The silence broke when a gust of hot wind swept through the valley—carrying whispers. Faint, fragmented, like voices trapped between centuries.
—we remember—
—we fell—
—we burned—
The wind thickened into a storm of glowing red dust. Within it, Zara saw shadows moving—figures indistinct, writhing like ghosts trying to find form. Each one shimmered for an instant before fading, as if struggling against their own existence.
The T-Rex roared, snapping its jaws at the storm, scattering the figures momentarily. But the wind screamed back—an unholy sound that clawed into the mind.
Zara pressed her hands over her ears, her pulse syncing with the chaotic rhythm of the storm. Then, amid the red haze, she saw him.
A human figure—tall, cloaked in the same crimson aura that infected the sky. His eyes glowed like coals smoldering in deep shadow. It was Damien—or what was left of him.
“You’re still here,” she whispered.
“I destroyed you.”
You silenced my voice, Damien’s echo replied, his tone calm but heavy with grief. Not my memory. The world cannot erase what it fears.
Zara stepped forward, the ground beneath her feet cracking into molten gold. “Then help me fix this. You were human once—you fought for life, too.”
The echo tilted his head, studying her. The wind faltered.
Life is remembering, Zara. But memory without forgiveness is flame.
Her heart clenched. “Then what do I do?”
Damien’s hand lifted toward the horizon. The crimson pulse quickened, glowing brighter, hotter. Forgive the fire.
Before she could respond, the ground split open beneath them. From the chasm rose a colossal shape—half fossil, half flame. It resembled a dragon forged from the remains of all extinct things, wings made of bone dust and ember. Its eyes mirrored the same crimson horizon.

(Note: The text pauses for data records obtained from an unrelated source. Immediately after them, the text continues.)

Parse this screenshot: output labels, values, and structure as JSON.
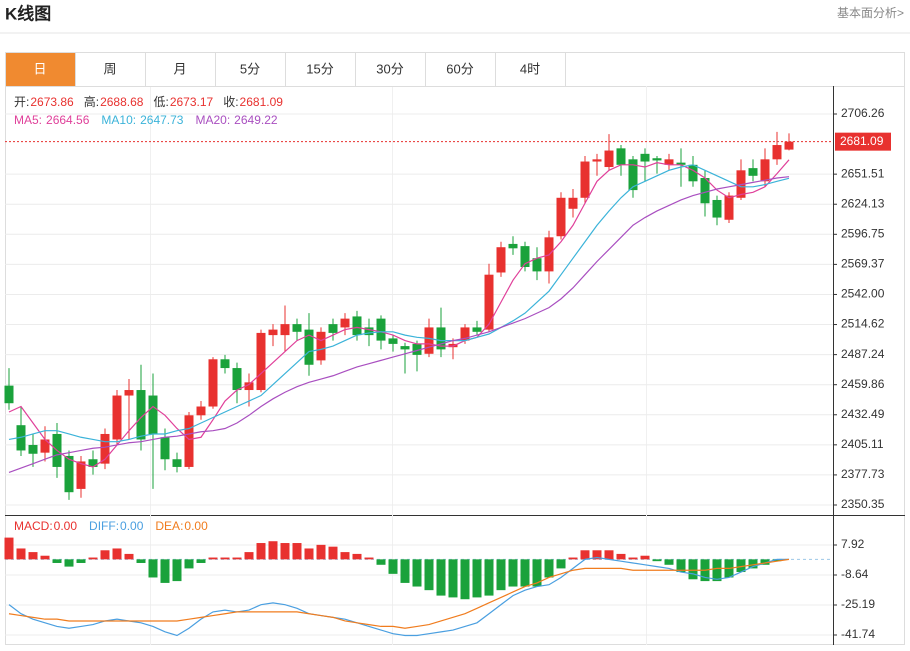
{
  "header": {
    "title": "K线图",
    "link": "基本面分析>"
  },
  "tabs": {
    "items": [
      "日",
      "周",
      "月",
      "5分",
      "15分",
      "30分",
      "60分",
      "4时"
    ],
    "active": 0
  },
  "chart_data": [
    {
      "type": "candlestick",
      "info": [
        {
          "label": "开:",
          "value": 2673.86
        },
        {
          "label": "高:",
          "value": 2688.68
        },
        {
          "label": "低:",
          "value": 2673.17
        },
        {
          "label": "收:",
          "value": 2681.09
        }
      ],
      "up_color": "#e8312f",
      "down_color": "#1aa23b",
      "ylim": [
        2341.25,
        2731.75
      ],
      "yticks": [
        2706.26,
        2651.51,
        2624.13,
        2596.75,
        2569.37,
        {
          "value": 2542,
          "label": "2542.00"
        },
        2514.62,
        2487.24,
        2459.86,
        2432.49,
        2405.11,
        2377.73,
        2350.35
      ],
      "grid": true,
      "last_price": 2681.09,
      "open": [
        2459,
        2423,
        2405,
        2398,
        2415,
        2395,
        2365,
        2392,
        2388,
        2410,
        2450,
        2455,
        2450,
        2412,
        2392,
        2385,
        2432,
        2440,
        2483,
        2475,
        2455,
        2455,
        2505,
        2505,
        2515,
        2510,
        2482,
        2515,
        2512,
        2522,
        2512,
        2520,
        2502,
        2495,
        2497,
        2488,
        2512,
        2494,
        2500,
        2512,
        2510,
        2562,
        2588,
        2586,
        2575,
        2563,
        2595,
        2620,
        2630,
        2663,
        2658,
        2675,
        2665,
        2670,
        2666,
        2660,
        2662,
        2660,
        2648,
        2628,
        2610,
        2630,
        2657,
        2645,
        2665,
        2673.86
      ],
      "high": [
        2475,
        2440,
        2415,
        2422,
        2425,
        2400,
        2395,
        2400,
        2420,
        2455,
        2465,
        2478,
        2470,
        2420,
        2398,
        2435,
        2445,
        2485,
        2487,
        2480,
        2470,
        2510,
        2515,
        2532,
        2520,
        2525,
        2512,
        2520,
        2525,
        2527,
        2520,
        2523,
        2505,
        2498,
        2500,
        2520,
        2530,
        2502,
        2515,
        2518,
        2570,
        2590,
        2595,
        2590,
        2585,
        2600,
        2635,
        2638,
        2668,
        2670,
        2688,
        2678,
        2668,
        2675,
        2668,
        2670,
        2675,
        2668,
        2655,
        2632,
        2635,
        2665,
        2665,
        2675,
        2690,
        2688.68
      ],
      "low": [
        2437,
        2395,
        2385,
        2390,
        2375,
        2355,
        2357,
        2378,
        2383,
        2405,
        2410,
        2400,
        2365,
        2382,
        2380,
        2383,
        2428,
        2438,
        2470,
        2443,
        2440,
        2453,
        2495,
        2490,
        2500,
        2468,
        2478,
        2500,
        2505,
        2500,
        2495,
        2492,
        2490,
        2470,
        2472,
        2485,
        2485,
        2483,
        2497,
        2505,
        2508,
        2558,
        2578,
        2563,
        2555,
        2552,
        2592,
        2612,
        2625,
        2650,
        2655,
        2650,
        2630,
        2645,
        2652,
        2655,
        2640,
        2640,
        2613,
        2605,
        2607,
        2628,
        2645,
        2640,
        2660,
        2673.17
      ],
      "close": [
        2443,
        2400,
        2397,
        2410,
        2385,
        2362,
        2390,
        2385,
        2415,
        2450,
        2455,
        2410,
        2415,
        2392,
        2385,
        2432,
        2440,
        2483,
        2475,
        2455,
        2462,
        2507,
        2510,
        2515,
        2508,
        2478,
        2508,
        2507,
        2520,
        2505,
        2505,
        2500,
        2497,
        2492,
        2487,
        2512,
        2492,
        2497,
        2512,
        2508,
        2560,
        2585,
        2584,
        2567,
        2563,
        2594,
        2630,
        2630,
        2663,
        2665,
        2673,
        2660,
        2637,
        2663,
        2664,
        2665,
        2660,
        2645,
        2625,
        2612,
        2632,
        2655,
        2650,
        2665,
        2678,
        2681.09
      ],
      "series": [
        {
          "label": "MA5:",
          "last": 2664.56,
          "color": "#e0409a",
          "values": [
            2435,
            2440,
            2425,
            2410,
            2400,
            2392,
            2388,
            2385,
            2392,
            2405,
            2418,
            2430,
            2440,
            2432,
            2420,
            2410,
            2412,
            2428,
            2445,
            2455,
            2460,
            2470,
            2480,
            2490,
            2500,
            2505,
            2500,
            2505,
            2510,
            2512,
            2510,
            2508,
            2505,
            2500,
            2497,
            2497,
            2495,
            2495,
            2500,
            2503,
            2515,
            2535,
            2555,
            2570,
            2575,
            2578,
            2590,
            2605,
            2625,
            2645,
            2655,
            2660,
            2660,
            2658,
            2662,
            2660,
            2660,
            2655,
            2648,
            2637,
            2630,
            2633,
            2635,
            2640,
            2652,
            2664.56
          ]
        },
        {
          "label": "MA10:",
          "last": 2647.73,
          "color": "#3bb3d9",
          "values": [
            2410,
            2412,
            2415,
            2418,
            2418,
            2415,
            2412,
            2410,
            2408,
            2408,
            2410,
            2413,
            2415,
            2415,
            2418,
            2420,
            2425,
            2430,
            2435,
            2440,
            2445,
            2450,
            2460,
            2470,
            2480,
            2490,
            2492,
            2495,
            2500,
            2505,
            2507,
            2508,
            2508,
            2505,
            2503,
            2502,
            2500,
            2500,
            2500,
            2503,
            2506,
            2512,
            2518,
            2525,
            2535,
            2545,
            2560,
            2575,
            2590,
            2605,
            2618,
            2630,
            2640,
            2645,
            2650,
            2655,
            2658,
            2660,
            2655,
            2650,
            2645,
            2640,
            2640,
            2642,
            2645,
            2647.73
          ]
        },
        {
          "label": "MA20:",
          "last": 2649.22,
          "color": "#a94fc0",
          "values": [
            2380,
            2384,
            2388,
            2392,
            2396,
            2398,
            2400,
            2402,
            2403,
            2405,
            2407,
            2408,
            2410,
            2412,
            2413,
            2415,
            2417,
            2418,
            2420,
            2425,
            2432,
            2440,
            2447,
            2453,
            2458,
            2462,
            2465,
            2468,
            2472,
            2476,
            2479,
            2482,
            2485,
            2488,
            2491,
            2494,
            2497,
            2500,
            2502,
            2505,
            2508,
            2512,
            2516,
            2520,
            2525,
            2530,
            2538,
            2548,
            2560,
            2572,
            2583,
            2594,
            2605,
            2612,
            2618,
            2623,
            2628,
            2632,
            2635,
            2638,
            2640,
            2642,
            2644,
            2646,
            2648,
            2649.22
          ]
        }
      ]
    },
    {
      "type": "macd",
      "ylim": [
        -47.81,
        24.47
      ],
      "yticks": [
        7.92,
        -8.64,
        -25.19,
        -41.74
      ],
      "grid": true,
      "histogram": {
        "label": "MACD:",
        "last": {
          "value": 0,
          "label": "0.00"
        },
        "color": "#e8312f",
        "up_color": "#e8312f",
        "down_color": "#1aa23b",
        "values": [
          12,
          6,
          4,
          2,
          -2,
          -4,
          -2,
          1,
          5,
          6,
          3,
          -2,
          -10,
          -13,
          -12,
          -5,
          -2,
          1,
          1,
          1,
          4,
          9,
          10,
          9,
          9,
          6,
          8,
          7,
          4,
          3,
          1,
          -3,
          -8,
          -13,
          -15,
          -17,
          -20,
          -21,
          -22,
          -21,
          -20,
          -17,
          -15,
          -15,
          -15,
          -10,
          -5,
          1,
          5,
          5,
          5,
          3,
          1,
          2,
          -1,
          -3,
          -7,
          -11,
          -12,
          -12,
          -10,
          -7,
          -5,
          -3,
          -1,
          0
        ]
      },
      "series": [
        {
          "label": "DIFF:",
          "last": {
            "value": 0,
            "label": "0.00"
          },
          "color": "#4a9fe0",
          "values": [
            -25,
            -30,
            -33,
            -35,
            -37,
            -38,
            -37,
            -36,
            -34,
            -33,
            -34,
            -35,
            -37,
            -40,
            -42,
            -38,
            -33,
            -29,
            -28,
            -29,
            -28,
            -25,
            -24,
            -25,
            -27,
            -30,
            -31,
            -32,
            -33,
            -35,
            -37,
            -39,
            -41,
            -42,
            -42,
            -41,
            -40,
            -39,
            -37,
            -35,
            -30,
            -25,
            -20,
            -17,
            -15,
            -14,
            -10,
            -5,
            0,
            1,
            0,
            -1,
            -2,
            -3,
            -4,
            -5,
            -7,
            -8,
            -10,
            -11,
            -10,
            -7,
            -4,
            -2,
            0,
            0
          ]
        },
        {
          "label": "DEA:",
          "last": {
            "value": 0,
            "label": "0.00"
          },
          "color": "#f07c1e",
          "values": [
            -30,
            -31,
            -32,
            -33,
            -33,
            -34,
            -34,
            -34,
            -34,
            -34,
            -34,
            -34,
            -34,
            -34,
            -34,
            -33,
            -32,
            -31,
            -30,
            -29,
            -29,
            -29,
            -29,
            -29,
            -29,
            -30,
            -31,
            -32,
            -34,
            -35,
            -36,
            -37,
            -37,
            -38,
            -37,
            -36,
            -34,
            -32,
            -30,
            -27,
            -24,
            -21,
            -18,
            -15,
            -13,
            -10,
            -8,
            -6,
            -5,
            -5,
            -5,
            -5,
            -6,
            -6,
            -6,
            -6,
            -6,
            -6,
            -6,
            -5,
            -5,
            -4,
            -3,
            -2,
            -1,
            0
          ]
        }
      ]
    }
  ]
}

The creature roared—a cry so vast it silenced even the storm. The world trembled as its tail swept through the valley, scattering golden light like sparks.
Zara faced the beast. She didn’t run.
Instead, she pressed her palms together and whispered, “Then let it remember peace.”
The pulse within her reignited—blue, gold, and now a faint streak of red.
The colors swirled, merging into white fire.
She thrust her hands forward. The light expanded, enveloping the dragon, the storm, even Damien’s echo.
For one heartbeat, everything was still.
Then the crimson horizon began to fade—slowly, like forgiveness taking root.
But as the world calmed, a faint whisper lingered in the air:
Fire never dies. It only learns to remember.
The dawn returned—brighter, but forever tinged with red.